Understanding Iterators in Python

In this post, we will dive into the concept of iterators and the iter() function in Python.

What Are Iterators?

Iterators are used implicitly when handling collections like lists, tuples, or strings—often referred to as iterables. A common way to traverse a collection is using a for loop:

my_list = [1, 2, 3, 4]
for item in my_list:
    print(item)

Output:

1
2
3
4

Here, the for loop automatically uses an iterator to go through the elements of my_list.

Using iter() Function

Alternatively, you can traverse an iterable without a for loop by using the iter() function.

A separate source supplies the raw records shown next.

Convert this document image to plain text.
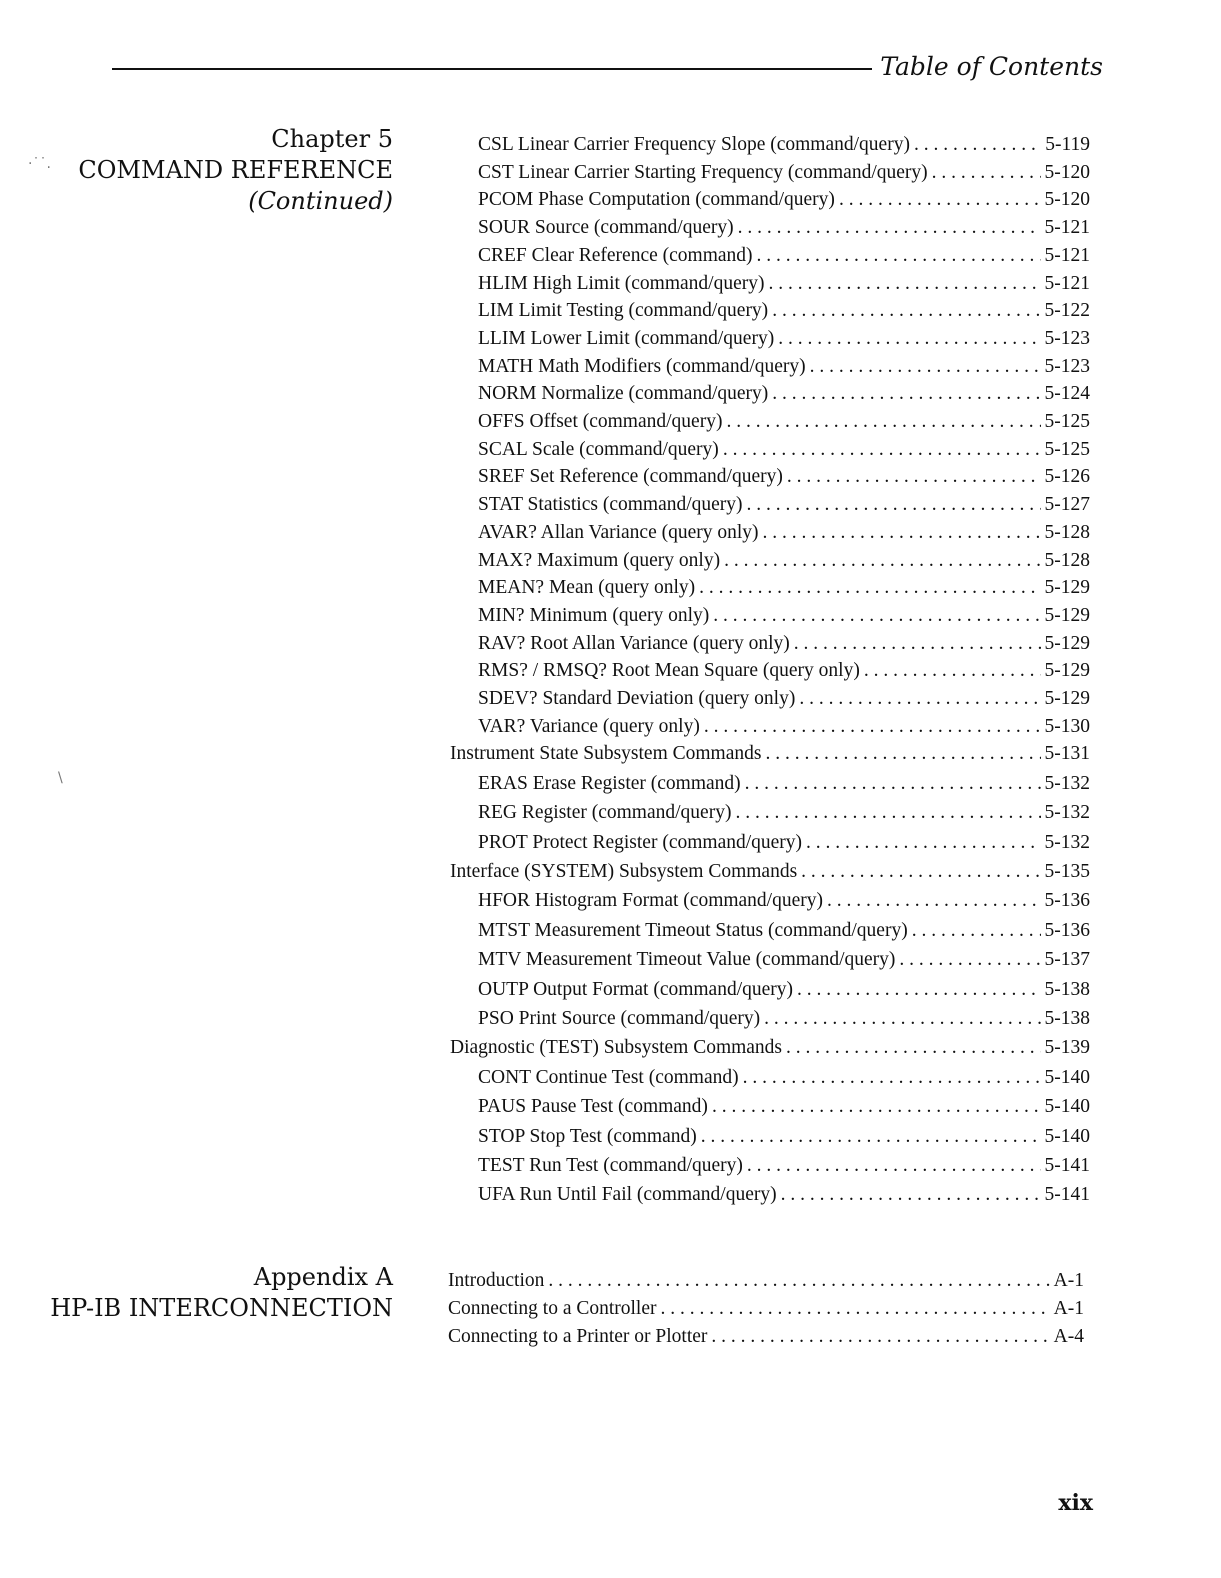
Table of Contents
Chapter 5
COMMAND REFERENCE
(Continued)
Appendix A
HP-IB INTERCONNECTION
CSL Linear Carrier Frequency Slope (command/query) . . .	5-119
CST Linear Carrier Starting Frequency (command/query) . . .	5-120
PCOM Phase Computation (command/query) . . .	5-120
SOUR Source (command/query) . . .	5-121
CREF Clear Reference (command) . . .	5-121
HLIM High Limit (command/query) . . .	5-121
LIM Limit Testing (command/query) . . .	5-122
LLIM Lower Limit (command/query) . . .	5-123
MATH Math Modifiers (command/query) . . .	5-123
NORM Normalize (command/query) . . .	5-124
OFFS Offset (command/query) . . .	5-125
SCAL Scale (command/query) . . .	5-125
SREF Set Reference (command/query) . . .	5-126
STAT Statistics (command/query) . . .	5-127
AVAR? Allan Variance (query only) . . .	5-128
MAX? Maximum (query only) . . .	5-128
MEAN? Mean (query only) . . .	5-129
MIN? Minimum (query only) . . .	5-129
RAV? Root Allan Variance (query only) . . .	5-129
RMS? / RMSQ? Root Mean Square (query only) . . .	5-129
SDEV? Standard Deviation (query only) . . .	5-129
VAR? Variance (query only) . . .	5-130
Instrument State Subsystem Commands . . .	5-131
ERAS Erase Register (command) . . .	5-132
REG Register (command/query) . . .	5-132
PROT Protect Register (command/query) . . .	5-132
Interface (SYSTEM) Subsystem Commands . . .	5-135
HFOR Histogram Format (command/query) . . .	5-136
MTST Measurement Timeout Status (command/query) . . .	5-136
MTV Measurement Timeout Value (command/query) . . .	5-137
OUTP Output Format (command/query) . . .	5-138
PSO Print Source (command/query) . . .	5-138
Diagnostic (TEST) Subsystem Commands . . .	5-139
CONT Continue Test (command) . . .	5-140
PAUS Pause Test (command) . . .	5-140
STOP Stop Test (command) . . .	5-140
TEST Run Test (command/query) . . .	5-141
UFA Run Until Fail (command/query) . . .	5-141
Introduction . . .	A-1
Connecting to a Controller . . .	A-1
Connecting to a Printer or Plotter . . .	A-4
xix
·˙˙.
\
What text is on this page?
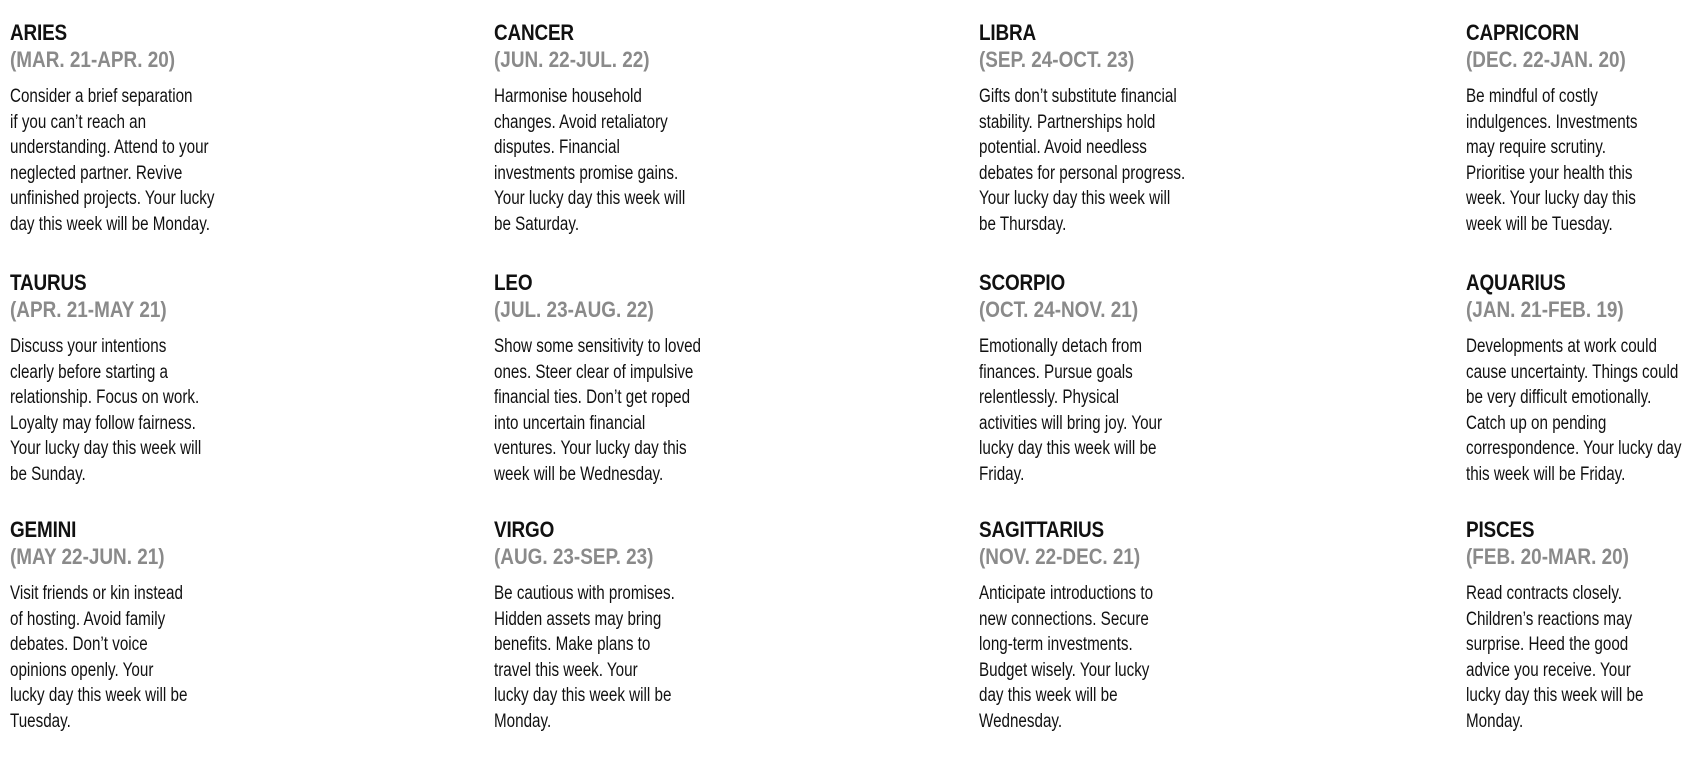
ARIES
(MAR. 21-APR. 20)
Consider a brief separation
if you can’t reach an
understanding. Attend to your
neglected partner. Revive
unfinished projects. Your lucky
day this week will be Monday.
TAURUS
(APR. 21-MAY 21)
Discuss your intentions
clearly before starting a
relationship. Focus on work.
Loyalty may follow fairness.
Your lucky day this week will
be Sunday.
GEMINI
(MAY 22-JUN. 21)
Visit friends or kin instead
of hosting. Avoid family
debates. Don’t voice
opinions openly. Your
lucky day this week will be
Tuesday.
CANCER
(JUN. 22-JUL. 22)
Harmonise household
changes. Avoid retaliatory
disputes. Financial
investments promise gains.
Your lucky day this week will
be Saturday.
LEO
(JUL. 23-AUG. 22)
Show some sensitivity to loved
ones. Steer clear of impulsive
financial ties. Don’t get roped
into uncertain financial
ventures. Your lucky day this
week will be Wednesday.
VIRGO
(AUG. 23-SEP. 23)
Be cautious with promises.
Hidden assets may bring
benefits. Make plans to
travel this week. Your
lucky day this week will be
Monday.
LIBRA
(SEP. 24-OCT. 23)
Gifts don’t substitute financial
stability. Partnerships hold
potential. Avoid needless
debates for personal progress.
Your lucky day this week will
be Thursday.
SCORPIO
(OCT. 24-NOV. 21)
Emotionally detach from
finances. Pursue goals
relentlessly. Physical
activities will bring joy. Your
lucky day this week will be
Friday.
SAGITTARIUS
(NOV. 22-DEC. 21)
Anticipate introductions to
new connections. Secure
long-term investments.
Budget wisely. Your lucky
day this week will be
Wednesday.
CAPRICORN
(DEC. 22-JAN. 20)
Be mindful of costly
indulgences. Investments
may require scrutiny.
Prioritise your health this
week. Your lucky day this
week will be Tuesday.
AQUARIUS
(JAN. 21-FEB. 19)
Developments at work could
cause uncertainty. Things could
be very difficult emotionally.
Catch up on pending
correspondence. Your lucky day
this week will be Friday.
PISCES
(FEB. 20-MAR. 20)
Read contracts closely.
Children’s reactions may
surprise. Heed the good
advice you receive. Your
lucky day this week will be
Monday.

An iterator is an object that represents a stream of data, returning one element at a time using the __next__() method.

def traverse(iterable):
    it = iter(iterable)
    while True:
        try:
            item = next(it)
            print(item)
        except StopIteration:
            break

Example with iter() and next

The iter() function can be used directly to create an iterator object from an iterable:

L1 = [1, 2, 3]
it = iter(L1)
print(it.__next__())  # Output: 1
print(it.__next__())  # Output: 2
print(it.__next__())  # Output: 3

When you reach the end of the iterable, __next__() raises a StopIteration exception:

Traceback (most recent call last):
  File "<pyshell#13>", line 1, in <module>
    it.__next__()
StopIteration

Using next() for Iteration

Instead of repeatedly calling __next__(), you can use the built-in next() function, which simplifies the syntax:

L1 = [1, 2, 3]
it = iter(L1)
print(next(it))  # Output: 1
print(next(it))  # Output: 2
print(next(it))  # Output: 3

Note: If you attempt to iterate over a non-iterable, such as an integer, Python throws a TypeError:

>>>iter(100)
Traceback (most recent call last):
  File "<pyshell#13>", line 1, in <module>
    iter(100)
TypeError: 'int' object is not iterable

Limitations and Generators

A limitation of using iterators is that they raise an exception when there are no more items. You can overcome this by creating your own iterator functions using generators.

By understanding iterators and how to use the iter() function, you can efficiently handle sequences and streams of data in Python, adding flexibility and power to your programming toolkit.